Companies that market alcoholic beverages spend a lot of money on advertising that encourages the idea,"drink to enjoy life." These ads promise happiness, attractiveness, and life-of-the-party fun. What they don't warn is that the use of alcohol to relax, elevate mood and feel more confident has a potential downside. It is habit forming. Stress---in this case, the response to a challenging event---has long been known to increase vulnerability to addiction.
Most people are satisfied to drink one or two drinks socially. And not everyone with an above average tolerance for alcohol becomes an alcoholic, but just about every alcoholic shows an abnormal tolerance for alcohol. Others have a hard time knowing when and how to stop. For example, young people frequently don't know their limit and can be persuaded by others to "prove" themselves by drinking more than they can handle.
Alcohol Changes the Body
Alcohol changes the body's chemistry over time. When the liver, the key organ of the body that detoxifies excess chemicals, can no longer do its job effectively, one's tolerance of alcohol diminishes and withdrawal symptoms appear. This happens in stages and varies according to the susceptibility of the drinker. Studies show that alcoholism runs in families.
The Cure Feeds the Disease
Statistics offered by the National Clearinghouse for Alcohol and Drug Information indicate that one in ten people in the United States has a vulnerability to alcohol which is classified as alcoholism. Whether a genetic disposition or learned behavior, alcohol abuse causes lives to spiral out of control. That is because alcoholics need alcohol to self-medicate, often to counteract anxiety and depression. The "cure" only feeds the disease. It becomes the drug of choice.
The Stages of Alcoholism
• Early Adaptive Stage---This is the stage when the liver and central nervous system adapt to alcohol consumption. Physical tolerance permits the alcoholic to drink excessively without becoming noticeably intoxicated. The drinker may be convivial or morose, quiet or loud and risk-taking. When not drinking, the individual can grow irritable. Withdrawal symptoms appear: anxiety, agitation, insomnia, and loss of appetite are common signs. These symptoms gradually disappear when the blood-alcohol level rises with resumed drinking.
• Physical Dependence Stage---At this stage, withdrawal symptoms are more pronounced as are the signs of physical dependence. The body has become more dependent upon alcohol and it is this dependence that motivates most of the drinking behavior at this stage. The craving for alcohol takes over the normal appetite for food and malnutrition gradually occurs. Without a steady supply of alcohol, more disturbing symptoms appear: tremors, anxiety attacks, loss of memory, and psychological distress.
• The Late Stage of Alcoholism---In the late stage, the liver is not performing well. The alcoholic has little tolerance for alcohol and becomes visibly intoxicated after drinking less than usual. Damage to the stomach, pancreas, and other internal organs occurs. The individual's diet is poor and malnutrition is at an advanced stage, which brings about neurological impairment. Withdrawal symptoms are severe and can be life threatening. Late stage alcohol withdrawal can be more serious than withdrawal from other drugs, such as marijuana, heroin or opioids.

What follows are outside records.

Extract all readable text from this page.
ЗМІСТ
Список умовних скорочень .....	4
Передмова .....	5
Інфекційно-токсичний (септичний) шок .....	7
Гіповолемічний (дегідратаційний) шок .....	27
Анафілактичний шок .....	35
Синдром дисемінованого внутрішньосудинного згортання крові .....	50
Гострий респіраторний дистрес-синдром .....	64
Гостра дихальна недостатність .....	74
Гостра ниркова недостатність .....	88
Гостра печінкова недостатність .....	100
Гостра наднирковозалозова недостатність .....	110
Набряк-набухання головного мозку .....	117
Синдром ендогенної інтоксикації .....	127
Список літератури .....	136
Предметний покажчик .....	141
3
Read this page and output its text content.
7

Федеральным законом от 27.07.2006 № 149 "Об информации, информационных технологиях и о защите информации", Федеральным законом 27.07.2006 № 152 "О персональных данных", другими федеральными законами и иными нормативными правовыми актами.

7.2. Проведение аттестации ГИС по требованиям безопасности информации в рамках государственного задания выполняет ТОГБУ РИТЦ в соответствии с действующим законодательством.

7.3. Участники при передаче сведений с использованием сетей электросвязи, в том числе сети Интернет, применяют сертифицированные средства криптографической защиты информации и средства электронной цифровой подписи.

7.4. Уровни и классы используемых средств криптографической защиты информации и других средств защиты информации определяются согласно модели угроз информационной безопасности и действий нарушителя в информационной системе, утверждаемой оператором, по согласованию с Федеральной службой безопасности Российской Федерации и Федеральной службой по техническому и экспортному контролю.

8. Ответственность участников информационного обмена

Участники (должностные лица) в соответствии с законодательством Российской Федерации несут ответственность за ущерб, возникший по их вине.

Ironically, the "advantage" of tolerance enables the alcoholic to hide his or her drinking from him or herself and others. Alcoholics may function remarkably well before their disease finally brings them down. The disease may be well established before the consequences of job loss, divorce, financial problems, social isolation and illness occur.
What Kind of Drinker Are You?
This is the question posed by COPE co-founder Dr. Harry Older when he constructed the following self-test. Curious? Take the test about your drinking behavior. Be honest with yourself. If you answer yes to more than two of the questions, you may want to consult with your COPE counselor. You may also want to talk with your doctor. However, while some physicians are excellent diagnosticians of alcoholism, others are not.
1. Was there ever a time in your life when you were using more alcohol than was good for you?
2. Have other people ever said you should cut down on your drinking?
3. Have people annoyed you by criticizing your drinking?
4. Have you ever felt guilty about your drinking?
5. Have you ever had a drink first thing in the morning to steady your nerves or to get rid of a hangover (an eye-opener)?
6. Do you become a different person when you drink? How? Are you angrier? More violent? How violent? Do you hit walls? Do you hit people? Drive recklessly?
7. Does it take more alcohol to get you loaded now than it used to, or does it take less?
8. Do you ever set limits for yourself, like no more than 2 or 3 drinks, and find when you get to that point, you do not want to stop or cannot stop?